過払いとは、この「借金の総額を相当減額できる」状態のさらに一歩先の状態のことをいいます。消費者金融等の業者との取引が10年近く続いているなど、相当長期間に渡っている場合は、業者が利息制限法を超えて違法にとっていた利息分が多くなります。この業者が違法にとっていた利息分を元本に充当した結果、本来返すべき額以上に業者に返済をしている可能性があります。この業者に返しすぎの状態を「過払い」といいます。

具体例で見てみましょう。

Xさんは、Aファイナンスから年利27.2%で当初50万円を借り入れ、10年間に渡り、借りては返すという取引を続けています。業者が主張する現段階の残高は、48万円です。 このAファイナンスとの取引を利息制限法で引き直し計算するのですが、10万円以上100万円未満の取引については、利息制限法では年利18%が上限利息と定められていますので、Aファイナンスは、年利9.2%(27.2%−18%)の利息を10年間ものあいだ違法にとっていたことになります。

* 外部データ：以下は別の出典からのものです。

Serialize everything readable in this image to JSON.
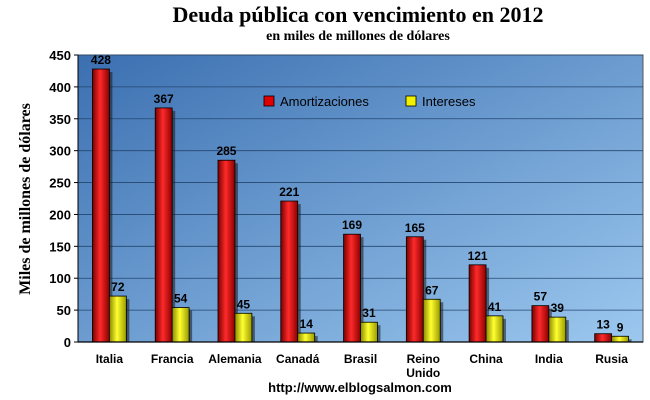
{
  "chart_data": {
    "type": "bar",
    "title": "Deuda pública con vencimiento en 2012",
    "subtitle": "en miles de millones de dólares",
    "ylabel": "Miles de millones de dólares",
    "xlabel": "",
    "footer": "http://www.elblogsalmon.com",
    "categories": [
      [
        "Italia"
      ],
      [
        "Francia"
      ],
      [
        "Alemania"
      ],
      [
        "Canadá"
      ],
      [
        "Brasil"
      ],
      [
        "Reino",
        "Unido"
      ],
      [
        "China"
      ],
      [
        "India"
      ],
      [
        "Rusia"
      ]
    ],
    "series": [
      {
        "name": "Amortizaciones",
        "color": "#e00000",
        "values": [
          428,
          367,
          285,
          221,
          169,
          165,
          121,
          57,
          13
        ]
      },
      {
        "name": "Intereses",
        "color": "#f2f200",
        "values": [
          72,
          54,
          45,
          14,
          31,
          67,
          41,
          39,
          9
        ]
      }
    ],
    "ylim": [
      0,
      450
    ],
    "yticks": [
      0,
      50,
      100,
      150,
      200,
      250,
      300,
      350,
      400,
      450
    ],
    "grid": true,
    "legend": "top-center",
    "background_gradient": [
      "#3b6fb0",
      "#9cc8ef"
    ]
  }
}
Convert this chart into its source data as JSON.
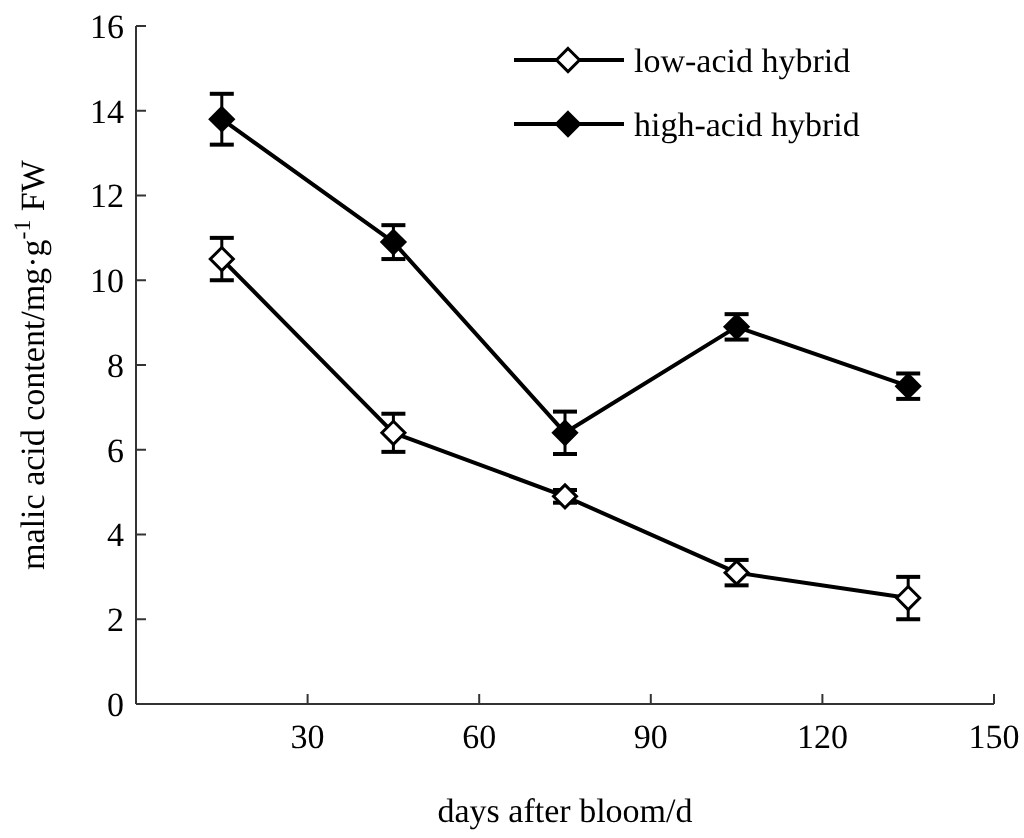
{
  "chart_data": {
    "type": "line",
    "xlabel": "days after bloom/d",
    "ylabel": "malic acid content/mg·g$^{-1}$ FW",
    "x": [
      15,
      45,
      75,
      105,
      135
    ],
    "series": [
      {
        "name": "low-acid hybrid",
        "color": "#000000",
        "values": [
          10.5,
          6.4,
          4.9,
          3.1,
          2.5
        ],
        "errors": [
          0.5,
          0.45,
          0.15,
          0.3,
          0.5
        ]
      },
      {
        "name": "high-acid hybrid",
        "color": "#000000",
        "values": [
          13.8,
          10.9,
          6.4,
          8.9,
          7.5
        ],
        "errors": [
          0.6,
          0.4,
          0.5,
          0.3,
          0.3
        ]
      }
    ],
    "xlim": [
      0,
      150
    ],
    "xticks": [
      30,
      60,
      90,
      120,
      150
    ],
    "ylim": [
      0,
      16
    ],
    "yticks": [
      0,
      2,
      4,
      6,
      8,
      10,
      12,
      14,
      16
    ],
    "grid": false,
    "legend": "top right",
    "marker": "diamond",
    "line_style": "solid"
  }
}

実際に引き直し計算を行い、違法にとっていた利息分を元本に充当した結果、XさんはAファイナンスに対して、本来返済するべき金額よりも、90万円も多く払いすぎていたことが判明しました。この90万円が、「過払い」です。

このように、過払いが発生した場合は、業者に対して「払いすぎたお金を返せ!」と請求することができます。この請求を、「過払い金返還請求」といいます。いままで業者から毎月督促を受けていたのに、立場がまるで逆転するというわけですね。